It was a Hindenburg
moment. Two men had just died in a tower
of water and flying debris, on live television.
The announcer, Bill O’Mara, had no script and no precedent. It was 1951, and viewers six years away from
the war were plenty familiar with death—but it was something distant and hidden
whenever possible. When it covered the
D-Day invasion, Life magazine had agreed
to a War Department request not to show any bodies, and that was the general
rule. But here, in the middle of a civic
festival and sporting event, it was: unavoidable,
graphic, and immediate.
Bill O’Mara led his invisible audience in the Lord’s Prayer.
That’s my first memory of television.
I was nine months old when the first television broadcast was
made in Seattle. A struggling station
owned by an appliance store, KRSC,
broadcast a high-school football game from Memorial Stadium (well, most of it,
anyway; the equipment shorted out from rain) live and in grainy
black-and-white, accessible to only a small handful of privately-owned
sets. Shortly afterward, it was bought
by the heir of a lumber fortune, Dorothy Bullitt, and eventually transformed
into the regional powerhouse KING Broadcasting.
In the summer of 1951, when I was three, Seattle hosted its
first and, for quite some time, only major-league sporting event, the Gold Cup
unlimited boat race. A local car dealer,
Stanley Sayres, had commissioned a revolutionary boat from local builder Ted
Jones, the Slo-Mo-Shun IV, and with it
had won a stunning victory in Detroit in the 1950 Gold Cup, giving him the
right to host the race in Seattle. Already, after only three years, nearly
39,000 televisions were owned, most of them in Seattle. KING TV was the only station licensed in the
area at the time, and the event provided the perfect opportunity to demonstrate
the capabilities of the new medium. With
bulky telephoto-equipped cameras set up on towers, the station could cover, at
least from a distance, the entire two-mile course on Lake Washington.
Unlimited boat racing was dominated by wealthy dilettantes
from the East, primarily Detroit, and no event had ever been held west of the
Mississippi, so this Gold Cup brought a form of national recognition to an
attention-starved upstart city. And, of
course, it brought a contingent of chastened boat owners determined to win back
their accustomed trophy. Sayres was
prepared with a new, second boat, the Slo-Mo-Shun
V, to meet the challenge of Detroit’s powerhouses and the Lake
Tahoe-based Hurricane IV. And an entrant from Portland, Orth
Mathiot, built a new boat named Quicksilver,
which was finished late and largely untested.
And, in the final heat, he and his riding mechanic, Thomas
Whittaker, died. The boat nosed into the
water and disintegrated, live
on television.
And that was the first of many deaths I witnessed as a I grew
up with television: the on-air murder of
Lee Harvey Oswald, the deaths of Apollo 1 astronauts Roger Chaffee, Ed White
and Gus Grissom (and the later explosion of the space shuttle Challenger), the
deaths of racing legends Ayrton Senna and Dale Earnhardt, and so many
others. I witnessed war, murder,
suicide, and accident. A Japanese
performance art group in Seattle dangled from a skyscraper upside down and a
rope broke, sending one of them headfirst to the sidewalk. I watched thousands die in the World Trade
Center, and a Viet Cong prisoner shot in the head by his captor.

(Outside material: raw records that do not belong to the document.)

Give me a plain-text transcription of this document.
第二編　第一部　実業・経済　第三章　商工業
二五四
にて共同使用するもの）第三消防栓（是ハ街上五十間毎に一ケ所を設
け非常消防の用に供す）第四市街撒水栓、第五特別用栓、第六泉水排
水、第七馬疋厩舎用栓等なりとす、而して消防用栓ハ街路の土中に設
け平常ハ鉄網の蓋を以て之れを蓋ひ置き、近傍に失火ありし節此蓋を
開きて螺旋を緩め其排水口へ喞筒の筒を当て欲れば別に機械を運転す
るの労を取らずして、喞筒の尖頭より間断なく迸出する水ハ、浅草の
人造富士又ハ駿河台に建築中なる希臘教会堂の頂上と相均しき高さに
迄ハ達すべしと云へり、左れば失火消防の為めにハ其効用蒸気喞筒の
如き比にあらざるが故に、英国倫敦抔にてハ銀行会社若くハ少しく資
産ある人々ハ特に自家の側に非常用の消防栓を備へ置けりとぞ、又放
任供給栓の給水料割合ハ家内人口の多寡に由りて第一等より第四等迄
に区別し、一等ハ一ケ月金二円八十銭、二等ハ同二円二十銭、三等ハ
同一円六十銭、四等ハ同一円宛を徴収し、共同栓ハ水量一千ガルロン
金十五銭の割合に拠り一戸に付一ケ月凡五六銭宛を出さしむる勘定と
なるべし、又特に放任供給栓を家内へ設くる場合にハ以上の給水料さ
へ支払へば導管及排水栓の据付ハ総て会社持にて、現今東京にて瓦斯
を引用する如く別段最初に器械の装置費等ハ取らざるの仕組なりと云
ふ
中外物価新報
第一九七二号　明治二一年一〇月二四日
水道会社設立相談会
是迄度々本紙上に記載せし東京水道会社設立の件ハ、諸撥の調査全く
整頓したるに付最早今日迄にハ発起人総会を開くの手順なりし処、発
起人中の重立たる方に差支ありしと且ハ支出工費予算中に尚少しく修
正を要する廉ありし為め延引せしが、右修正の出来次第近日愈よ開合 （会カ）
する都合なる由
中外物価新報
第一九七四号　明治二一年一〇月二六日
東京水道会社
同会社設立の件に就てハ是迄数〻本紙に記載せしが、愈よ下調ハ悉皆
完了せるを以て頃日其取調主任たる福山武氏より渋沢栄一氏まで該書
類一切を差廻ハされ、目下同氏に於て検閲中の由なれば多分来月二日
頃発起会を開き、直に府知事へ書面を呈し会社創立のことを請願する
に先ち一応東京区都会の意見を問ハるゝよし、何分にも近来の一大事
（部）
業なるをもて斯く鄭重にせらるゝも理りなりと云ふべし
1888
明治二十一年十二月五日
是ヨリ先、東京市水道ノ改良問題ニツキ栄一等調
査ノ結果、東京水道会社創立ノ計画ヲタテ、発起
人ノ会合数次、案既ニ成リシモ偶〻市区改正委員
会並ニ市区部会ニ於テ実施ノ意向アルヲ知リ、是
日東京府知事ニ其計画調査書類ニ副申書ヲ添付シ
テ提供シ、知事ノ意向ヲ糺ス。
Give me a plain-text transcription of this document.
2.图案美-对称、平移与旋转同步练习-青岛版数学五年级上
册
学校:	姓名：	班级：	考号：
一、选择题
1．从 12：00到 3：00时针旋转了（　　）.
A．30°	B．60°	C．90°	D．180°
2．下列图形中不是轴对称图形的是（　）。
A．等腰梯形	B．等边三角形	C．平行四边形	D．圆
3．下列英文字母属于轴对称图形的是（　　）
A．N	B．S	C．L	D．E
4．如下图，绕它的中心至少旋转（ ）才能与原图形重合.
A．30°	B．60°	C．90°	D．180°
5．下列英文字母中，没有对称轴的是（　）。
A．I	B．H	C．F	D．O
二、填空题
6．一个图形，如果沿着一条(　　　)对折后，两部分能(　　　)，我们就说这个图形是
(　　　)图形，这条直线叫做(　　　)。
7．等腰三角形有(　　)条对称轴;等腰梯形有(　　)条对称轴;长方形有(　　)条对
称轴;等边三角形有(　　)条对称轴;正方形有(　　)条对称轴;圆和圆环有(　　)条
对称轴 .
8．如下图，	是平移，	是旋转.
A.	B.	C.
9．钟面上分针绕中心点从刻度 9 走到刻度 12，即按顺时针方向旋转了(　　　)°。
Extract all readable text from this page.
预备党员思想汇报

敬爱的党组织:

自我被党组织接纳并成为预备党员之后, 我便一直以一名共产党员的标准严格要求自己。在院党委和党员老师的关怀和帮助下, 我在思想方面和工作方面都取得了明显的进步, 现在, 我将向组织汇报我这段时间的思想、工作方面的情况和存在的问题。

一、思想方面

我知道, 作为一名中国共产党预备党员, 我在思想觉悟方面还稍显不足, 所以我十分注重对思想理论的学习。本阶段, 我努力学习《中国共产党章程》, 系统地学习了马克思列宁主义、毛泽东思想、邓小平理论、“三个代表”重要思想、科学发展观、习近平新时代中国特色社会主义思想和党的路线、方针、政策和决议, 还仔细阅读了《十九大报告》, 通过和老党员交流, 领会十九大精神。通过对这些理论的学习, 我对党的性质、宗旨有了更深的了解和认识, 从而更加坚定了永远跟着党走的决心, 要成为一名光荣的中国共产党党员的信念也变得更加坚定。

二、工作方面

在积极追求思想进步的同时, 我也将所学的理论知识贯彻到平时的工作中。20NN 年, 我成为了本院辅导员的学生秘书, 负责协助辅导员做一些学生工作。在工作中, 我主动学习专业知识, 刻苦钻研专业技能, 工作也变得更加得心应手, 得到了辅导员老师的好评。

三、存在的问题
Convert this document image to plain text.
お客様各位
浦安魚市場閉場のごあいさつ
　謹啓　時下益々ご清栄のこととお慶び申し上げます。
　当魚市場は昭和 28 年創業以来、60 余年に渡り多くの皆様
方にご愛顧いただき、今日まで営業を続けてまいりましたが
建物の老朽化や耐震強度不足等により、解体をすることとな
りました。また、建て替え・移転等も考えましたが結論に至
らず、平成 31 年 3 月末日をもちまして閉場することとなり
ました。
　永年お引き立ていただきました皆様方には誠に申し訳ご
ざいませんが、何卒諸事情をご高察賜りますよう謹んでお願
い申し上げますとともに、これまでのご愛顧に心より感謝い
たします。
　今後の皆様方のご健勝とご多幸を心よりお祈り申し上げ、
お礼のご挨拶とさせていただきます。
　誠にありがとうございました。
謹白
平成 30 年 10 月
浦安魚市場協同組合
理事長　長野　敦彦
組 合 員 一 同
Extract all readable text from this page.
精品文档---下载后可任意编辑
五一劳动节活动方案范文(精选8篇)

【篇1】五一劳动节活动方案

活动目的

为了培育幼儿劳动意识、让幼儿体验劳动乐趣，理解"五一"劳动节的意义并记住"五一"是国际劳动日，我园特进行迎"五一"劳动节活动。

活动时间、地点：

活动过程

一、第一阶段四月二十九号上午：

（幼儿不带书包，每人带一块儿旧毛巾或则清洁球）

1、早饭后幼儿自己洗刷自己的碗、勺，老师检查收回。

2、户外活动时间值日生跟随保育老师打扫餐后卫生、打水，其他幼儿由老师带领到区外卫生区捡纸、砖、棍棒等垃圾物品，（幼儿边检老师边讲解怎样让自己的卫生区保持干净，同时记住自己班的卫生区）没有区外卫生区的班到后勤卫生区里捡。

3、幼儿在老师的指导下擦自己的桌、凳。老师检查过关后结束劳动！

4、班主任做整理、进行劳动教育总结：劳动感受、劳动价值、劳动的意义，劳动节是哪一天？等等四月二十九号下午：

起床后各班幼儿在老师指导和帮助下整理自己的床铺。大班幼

I’ve seen children die of starvation and
disease, and soldiers die in battle, and, from helicopter vantage points, live
shoot-outs between criminals and police.
It’s fashionable these days to disparage “reality
television.” And it’s been a critic’s
commonplace since its inception to identify television as a source of
distorted, unreal images of American life.
All that’s legitimate. But it’s
also worth remembering that no medium in history has so consistently confronted
consumers with the most basic of realities—the one most of us go to great
lengths to avoid facing. If nothing
else, television has been the machine of mortality.